Bio: Philippe Swartvagher is currently finishing his PhD at Inria Bordeaux, on interactions between task-based runtime systems and communication libraries. His main research interests are runtime systems, distributed applications and tracing systems.

IO-SETS : Simple and efficient approaches for I/O bandwidth management

Abstract: One of the main performance issues faced by high-performance computing platforms is the congestion caused by concurrent I/O from applications. When this happens, the platform’s overall performance and utilization are harmed. From the extensive work in this field, I/O scheduling is the essential solution to this problem. The main drawback of current techniques is the amount of information needed about applications, which compromises their applicability.

In this talk, we present a novel method for I/O management, called IO-SETS. We present its potential through a scheduling heuristic called SET-10, which is simple and requires only minimum information. Through an extensive experimental campaign, we show the importance of IO-SETS and the robustness of SET -10 under various workloads and provide insights on using our proposal in practice.

Bio: Luan Teylo has PhD in Computer Science from the Universidade Federal Fluminense (2021). He is currently a postdoctoral fellow in the TADaaM team at Inria Bordeaux, where he works on I/O scheduling in high-performance environments. His research interests include distributed computing, meta-heuristics, distributed systems, storage systems and HPC.

Open discussions for scheduling the I/O forwarding layer

Abstract: The periodic nature of I/O places enormous stress on HPC infrastructures. To alleviate the load on the file system an intermediate hardware layer can be implemented: the I/O forwarding layer. This layer consists of I/O nodes that intercept all I/O requests and do software optimization such as request reordering or request scheduling. Unlike other resources such as memory, CPU, compute nodes, I/O nodes is not a resource that is often arbitrated. However, I/O can have a heavy impact on applications, and I/O needs can be not correlated at all with processing needs so it is important to arbitrate access to the i/o nodes.
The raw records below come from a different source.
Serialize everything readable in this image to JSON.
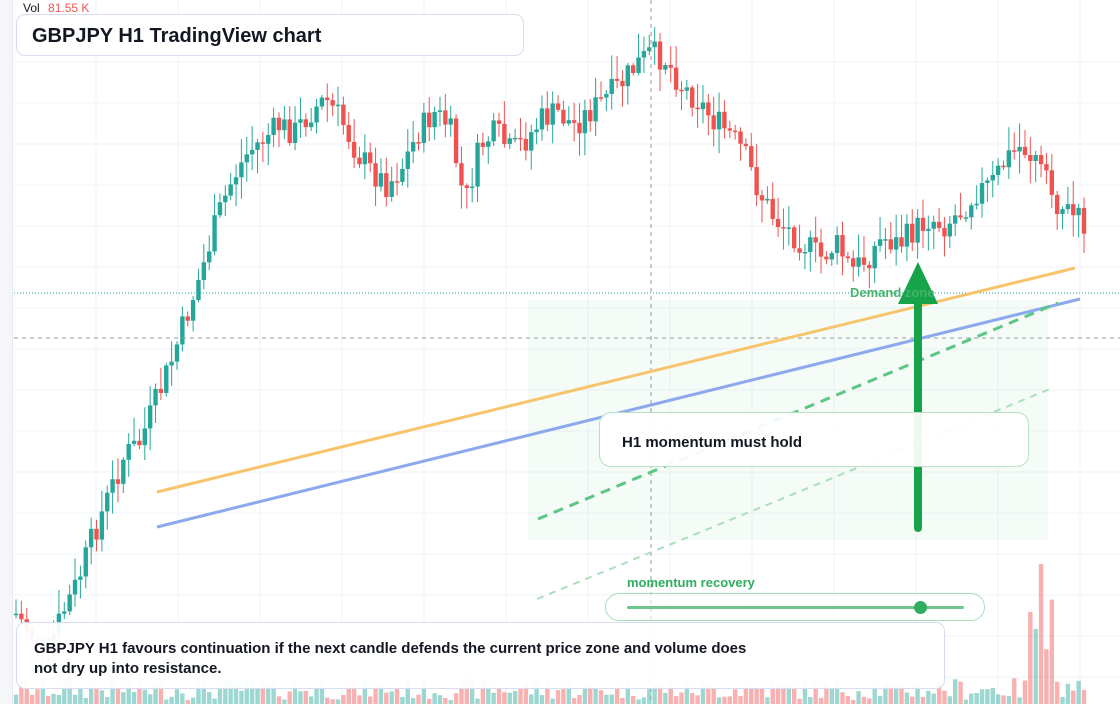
{
  "header": {
    "title": "GBPJPY H1 TradingView chart"
  },
  "volume_legend": {
    "label": "Vol",
    "value": "81.55 K"
  },
  "annotations": {
    "zone_label": "Demand zone",
    "note": "H1 momentum must hold",
    "arrow_direction": "up"
  },
  "momentum_slider": {
    "label": "momentum recovery",
    "level": 0.87
  },
  "caption": {
    "text": "GBPJPY H1 favours continuation if the next candle defends the current price zone and volume does not dry up into resistance."
  },
  "colors": {
    "bull": "#26a69a",
    "bear": "#ef5350",
    "accent_green": "#16a34a",
    "trendline_orange": "#f7c46c",
    "trendline_blue": "#8ca9ee"
  },
  "chart_data": {
    "type": "candlestick",
    "title": "GBPJPY H1 TradingView chart",
    "symbol": "GBPJPY",
    "timeframe": "H1",
    "grid": true,
    "candle_closes_relative": [
      0.1,
      0.07,
      0.04,
      0.1,
      0.15,
      0.22,
      0.28,
      0.34,
      0.36,
      0.42,
      0.48,
      0.55,
      0.62,
      0.7,
      0.76,
      0.8,
      0.82,
      0.84,
      0.83,
      0.86,
      0.88,
      0.85,
      0.8,
      0.77,
      0.75,
      0.78,
      0.83,
      0.86,
      0.84,
      0.72,
      0.81,
      0.83,
      0.8,
      0.82,
      0.85,
      0.86,
      0.84,
      0.86,
      0.88,
      0.9,
      0.93,
      0.95,
      0.94,
      0.9,
      0.88,
      0.85,
      0.83,
      0.8,
      0.74,
      0.7,
      0.68,
      0.66,
      0.64,
      0.66,
      0.62,
      0.64,
      0.67,
      0.66,
      0.68,
      0.7,
      0.69,
      0.71,
      0.74,
      0.75,
      0.79,
      0.81,
      0.78,
      0.73,
      0.71,
      0.69
    ],
    "candles_count": 70,
    "volume_legend_value": "81.55 K"
  }
}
Our goal in this research is to determine efficient heuristics for sharing I/O nodes between applications and to determine minimal a priori knowledge needed on applications. Based on well-known periodic and bursty behavior of HPC I/O, the sharing between I/O nodes is possible with a limited number of I/O collision. It would also allow us to know the ideal size of the I/O forwarding layer according to the I/O load of the system. This work is still an ongoing work.

Bio: Alexis Bandet is a PhD Candidate at Inria Bordeaux.